Теперь, Дрозма, пару слов о Филиппинах. Я слежу за этим Институтом исследования человека. Основан в 1968 году. У меня есть подозрения, что его персонал является подопытным материалом для изучения катастроф, так же как и здания, на которые я надеюсь когда-нибудь взглянуть, если доживу. Никаких дутых обоснований. За ними стоит не бросающееся в глаза мужество. Мне нравится их замысел: «Собрать и сделать доступный всю сумму имеющихся человеческих знаний». Задача трудная, но они думают о деле. «Продолжать исследования в тех направлениях, которые непосредственно касаются природы и функции человеческих существ». И они объясняют, что использование термина «человеческие существа» взамен термина «человек» сделано умышленно – это было бы естественным обращением к моей придирчивости необъективности. Но дело в том, что они мыслят категориями столетий и не боятся следующей недели. Вы помните, что Манила должна быть стать одним из величайших мировых центров торговли и культуры, если бы не европейское «тащить и не пущать», задушившее все тем, что они называют «восемнадцатым веком». Я не понимаю, почему бы Маниле не стать Афинами двадцать первого века. Когда моя миссия так или иначе завершится, я, прежде чем вернуться в Северный город, хочу побывать там.
Завтра утром я нанесу визит в штаб-квартиру Партии органического единства, прикинусь чудаковатым стариком, обремененным деньгами. Мое новое лицо меня вполне устраивает. Возможно, поднимая скулы, я несколько переборщил, зато превратился в круглощекого, чертовски милого, вспыльчивого Санта Клауса, шести футов двух дюймов ростом, немного говорящего на языках Востока. Путем усиленных тренировок я добился невозмутимого выражения глаз, что наверняка когда-нибудь пригодится. Буду претендовать на роль потенциального эйнджела [66]для фонда планируемой кампании, эйнджела, пока недостаточно убежденного, но достаточно открытого для внушения. Они расстелют передо мной ковровую дорожку. И если Билли Келл там, я учую его.
Теперь я могу обратиться к тому, что осветило мои триста пятьдесят лет.
После того как, я погнавшись за слухом, будто кто-то в двадцати милях от Латимера заметил мальчика, путешествующего автостопом, покинул городок, я узнал, что полиция еще не потеряла интереса к Бенедикту Майлзу. У меня была новая личина, и мне показалось умной мыслью проинформировать миссис Уилкс, через Торонто, о том, что Майлз умер, распорядившись в своем завещании насчет финансовой поддержки вновь создаваемой школы. Меньшая поспешность, возможно, привела бы к более хорошему решению, но действия были уже предприняты, и изменять что-либо было поздно. Миссис Уилкс добросовестно писала «доверенному лицу» в Торонто все эти годы, за исключением последних двух, и Коммуникатор пересылал мне ее письма. Конечно, когда это оказывалось возможным, поскольку зачастую у меня вообще не было адреса. Два года назад умерла сестра Софии. София переложила заботы о школе на плечи преемника и забрала Шэрон с собой, в Лондон, поскольку чувствовала, что девочка уже на голову переросла уровень ее преподавания. Семья Шэрон в последнем письме не упоминалась. Я не слишком огорчался разлуке с любимым ребенком, потому что знал – придет время, и я снова услышу о ней. И вот когда я на прошлой неделе прибыл в Нью-Йорк, афиши поведали мне о предстоящем дебюте Шэрон. Вечером она играла в «Про-Арт-холле».
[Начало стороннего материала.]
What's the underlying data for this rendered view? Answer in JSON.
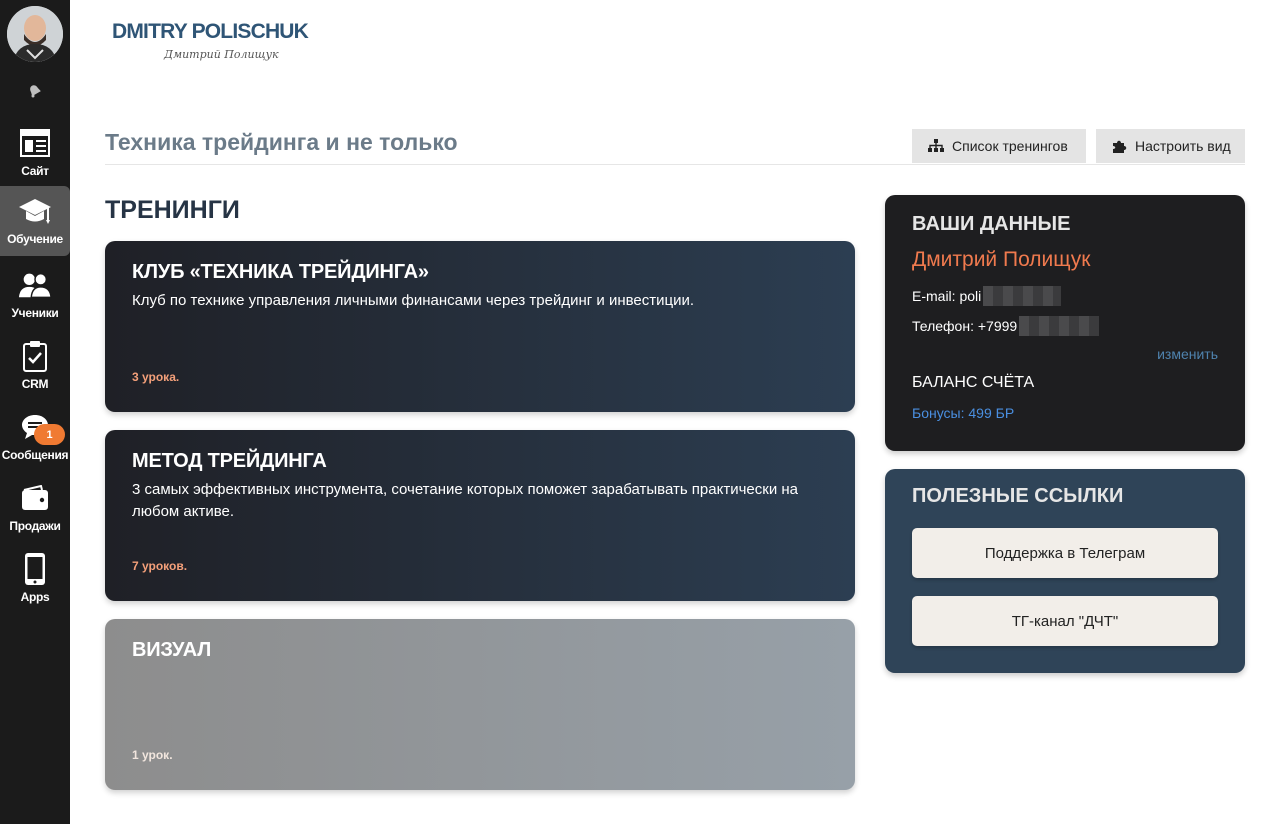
{
  "sidebar": {
    "badge_count": "1",
    "items": [
      {
        "label": "Сайт",
        "icon": "website-icon"
      },
      {
        "label": "Обучение",
        "icon": "graduation-cap-icon"
      },
      {
        "label": "Ученики",
        "icon": "users-icon"
      },
      {
        "label": "CRM",
        "icon": "clipboard-check-icon"
      },
      {
        "label": "Сообщения",
        "icon": "chat-icon"
      },
      {
        "label": "Продажи",
        "icon": "wallet-icon"
      },
      {
        "label": "Apps",
        "icon": "phone-icon"
      }
    ]
  },
  "logo": {
    "brand": "DMITRY POLISCHUK",
    "signature": "Дмитрий Полищук"
  },
  "header": {
    "title": "Техника трейдинга и не только",
    "btn_trainings": "Список тренингов",
    "btn_customize": "Настроить вид"
  },
  "main": {
    "section_title": "ТРЕНИНГИ",
    "courses": [
      {
        "title": "КЛУБ «ТЕХНИКА ТРЕЙДИНГА»",
        "desc": "Клуб по технике управления личными финансами через трейдинг и инвестиции.",
        "lessons": "3 урока."
      },
      {
        "title": "МЕТОД ТРЕЙДИНГА",
        "desc": "3 самых эффективных инструмента, сочетание которых поможет зарабатывать практически на любом активе.",
        "lessons": "7 уроков."
      },
      {
        "title": "ВИЗУАЛ",
        "desc": "",
        "lessons": "1 урок."
      }
    ]
  },
  "user": {
    "title": "ВАШИ ДАННЫЕ",
    "name": "Дмитрий Полищук",
    "email_label": "E-mail: poli",
    "phone_label": "Телефон: +7999",
    "change": "изменить",
    "balance_title": "БАЛАНС СЧЁТА",
    "bonus": "Бонусы: 499 БР"
  },
  "links": {
    "title": "ПОЛЕЗНЫЕ ССЫЛКИ",
    "items": [
      "Поддержка в Телеграм",
      "ТГ-канал \"ДЧТ\""
    ]
  },
  "colors": {
    "sidebar_bg": "#1b1b1b",
    "accent_orange": "#f07a4e",
    "brand_blue": "#2f5576",
    "links_panel": "#2f4458"
  }
}
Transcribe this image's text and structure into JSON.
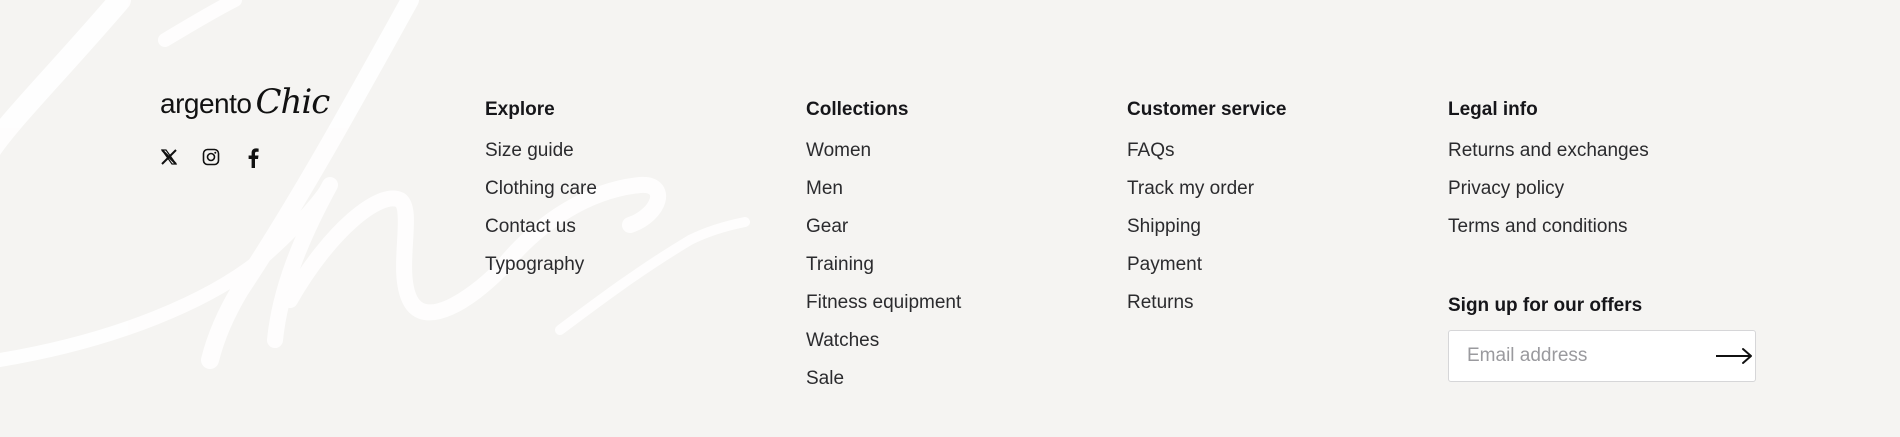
{
  "brand": {
    "logo_word": "argento",
    "logo_script": "Chic",
    "social_icons": [
      "x-icon",
      "instagram-icon",
      "facebook-icon"
    ]
  },
  "columns": {
    "explore": {
      "title": "Explore",
      "links": [
        "Size guide",
        "Clothing care",
        "Contact us",
        "Typography"
      ]
    },
    "collections": {
      "title": "Collections",
      "links": [
        "Women",
        "Men",
        "Gear",
        "Training",
        "Fitness equipment",
        "Watches",
        "Sale"
      ]
    },
    "customer_service": {
      "title": "Customer service",
      "links": [
        "FAQs",
        "Track my order",
        "Shipping",
        "Payment",
        "Returns"
      ]
    },
    "legal": {
      "title": "Legal info",
      "links": [
        "Returns and exchanges",
        "Privacy policy",
        "Terms and conditions"
      ]
    }
  },
  "newsletter": {
    "title": "Sign up for our offers",
    "placeholder": "Email address"
  },
  "colors": {
    "background": "#f5f4f2",
    "text": "#1d1d1f",
    "watermark": "#ffffff"
  }
}
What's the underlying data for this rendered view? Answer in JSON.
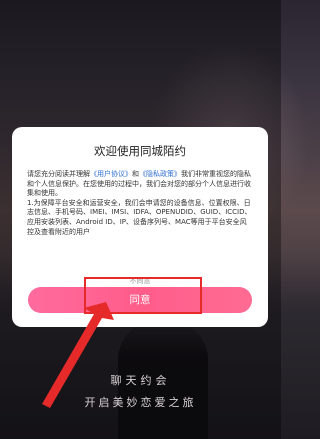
{
  "dialog": {
    "title": "欢迎使用同城陌约",
    "paragraph1": {
      "prefix": "请您充分阅读并理解",
      "link1": "《用户协议》",
      "joiner": "和",
      "link2": "《隐私政策》",
      "suffix": "我们非常重视您的隐私和个人信息保护。在您使用的过程中，我们会对您的部分个人信息进行收集和使用。"
    },
    "paragraph2": "1.为保障平台安全和运营安全，我们会申请您的设备信息、位置权限、日志信息、手机号码、IMEI、IMSI、IDFA、OPENUDID、GUID、ICCID、应用安装列表、Android ID、IP、设备序列号、MAC等用于平台安全风控及查看附近的用户",
    "disagree_label": "不同意",
    "agree_label": "同意"
  },
  "background": {
    "tagline_line1": "聊天约会",
    "tagline_line2": "开启美妙恋爱之旅"
  },
  "colors": {
    "accent": "#ff5d8a",
    "link": "#2f6fd1",
    "annotation": "#e62a2a"
  }
}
Это новый концертный зал в одном из новых роскошных районов, расположенных вдоль Гудзона. Вы не узнаете Нью-Йорк, Дрозма. Я сам почти не узнал, хотя и достаточно хорошо познакомился с ним в 30946-м. В последние девять лет я был здесь несколько раз, но все проездом, и возможности задержаться не представилось.
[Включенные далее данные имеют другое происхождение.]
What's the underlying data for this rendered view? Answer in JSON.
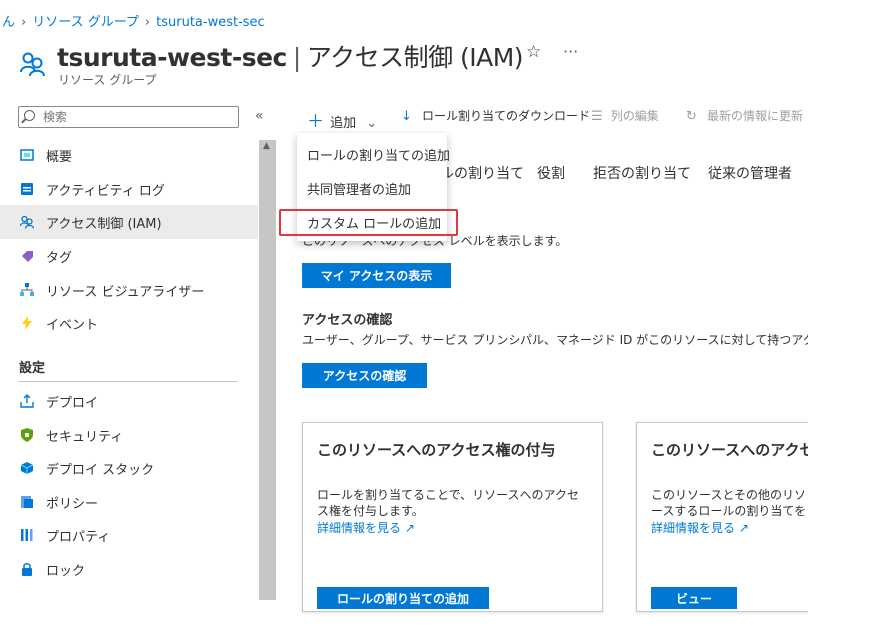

В 960-х Нью-Йорк решил украсить и облагородить свой отвратительный береговой фасад. От моста Джорджа Вашингтона до Двадцать третьей улицы простирается величественная Эспланада, с высоченными зданиями, частью отступающими за линию более низких сооружений на внутренней стороне Эспланады, частью круто взмывающими в небо прямо от реки. Мне говорили, что понизу до сих пор грохочут поезда железной дороги. Пропуская способность причалов значительно расширилась, но это практически незаметно со стороны: пришвартоваться судну или парому означает войти под арку в светящейся отвесной скале. Надеюсь, когда у меня появится время, я обязательно пересеку Джерси [67]с целью вернуться на одном из тупоносых дизельных паромов и посмотреть все самому. Автомобили катят по второму уровню, и их движение наверху Эспланады не ощущается, так же как вы не чувствуете его, гуляя по верхним уровням авеню. На Эспланаде в компании с вами только небо, стройные здания, люди да ветер с Гудзона, ветер, который теперь не кажется враждебно рычащим, который не бросает вам в лицо песок, но является частью городского величия.
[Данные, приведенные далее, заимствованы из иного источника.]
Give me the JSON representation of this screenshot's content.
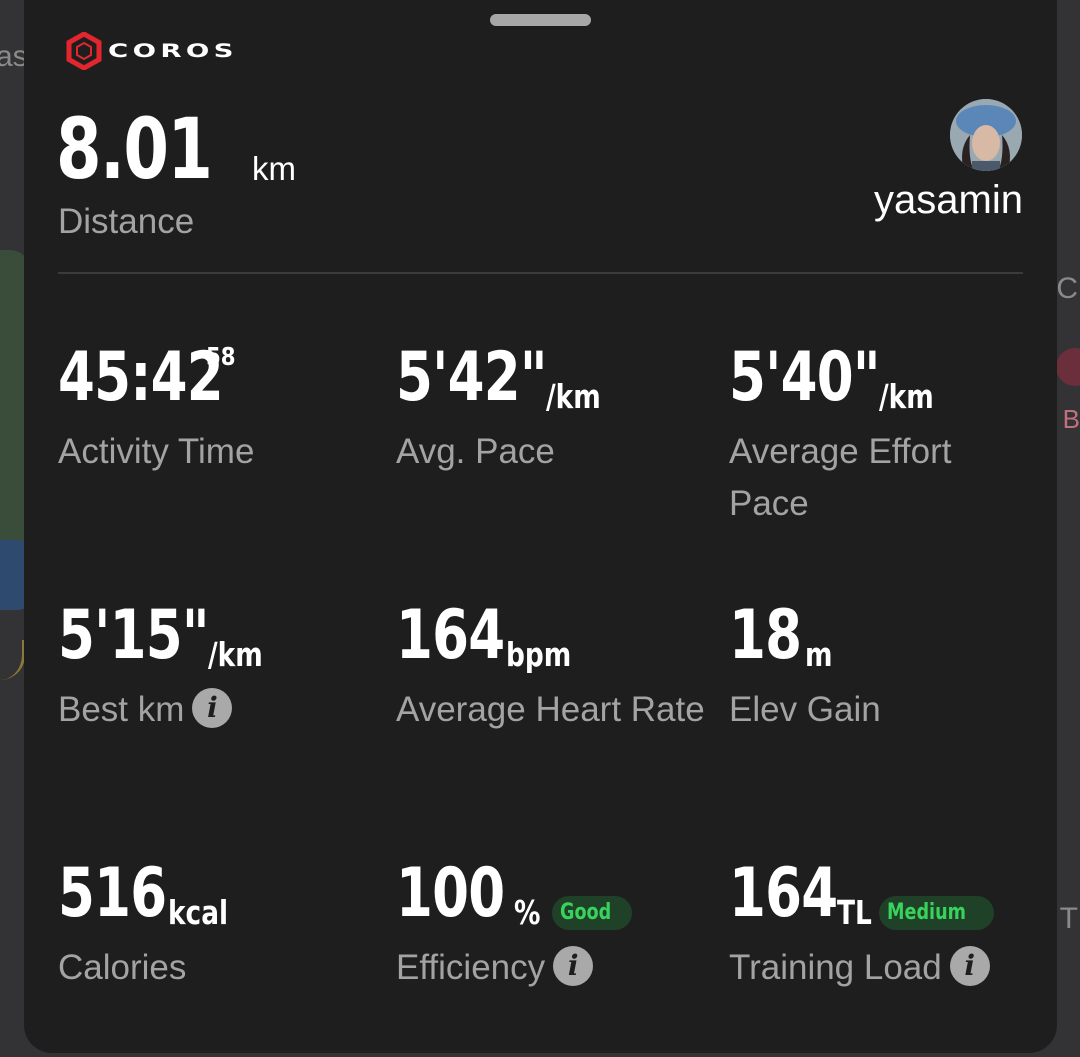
{
  "brand": {
    "name": "COROS",
    "accent_color": "#e3262e"
  },
  "header": {
    "distance_value": "8.01",
    "distance_unit": "km",
    "distance_label": "Distance",
    "username": "yasamin"
  },
  "metrics": [
    {
      "value": "45:42",
      "superscript": "58",
      "unit": "",
      "label": "Activity Time"
    },
    {
      "value": "5'42\"",
      "unit": "/km",
      "label": "Avg. Pace"
    },
    {
      "value": "5'40\"",
      "unit": "/km",
      "label": "Average Effort Pace"
    },
    {
      "value": "5'15\"",
      "unit": "/km",
      "label": "Best km",
      "has_info": true
    },
    {
      "value": "164",
      "unit": "bpm",
      "label": "Average Heart Rate"
    },
    {
      "value": "18",
      "unit": "m",
      "label": "Elev Gain"
    },
    {
      "value": "516",
      "unit": "kcal",
      "label": "Calories"
    },
    {
      "value": "100",
      "unit": "%",
      "badge": "Good",
      "label": "Efficiency",
      "has_info": true
    },
    {
      "value": "164",
      "unit": "TL",
      "badge": "Medium",
      "label": "Training Load",
      "has_info": true
    }
  ],
  "info_icon_glyph": "i",
  "map_labels": {
    "top_left": "as",
    "right_top": "C",
    "right_mid": "B",
    "right_bottom": "T"
  },
  "icons": {
    "info": "info-icon",
    "logo": "coros-hexagon-icon"
  },
  "colors": {
    "badge_green": "#38d25c",
    "badge_bg": "#1f4127",
    "label_gray": "#a3a3a3"
  }
}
Не стоит жалеть о Нью-Йорке прошлых лет. Времена меняются. Давным-давно срыт район игорных домов, и будь проклят, если знаю, что они сотворили с могилой Гранта. Уверен только, что она по-прежнему там. Береговой фасад был спроектирован вскоре после того, как они вырвали город из лап политиков и изменили систему управления. Они не стали прибегать к методам, рассчитанным на дешевый успех. На просторах Эспланады не разрешается даже кататься на велосипедах, хотя там везде дети.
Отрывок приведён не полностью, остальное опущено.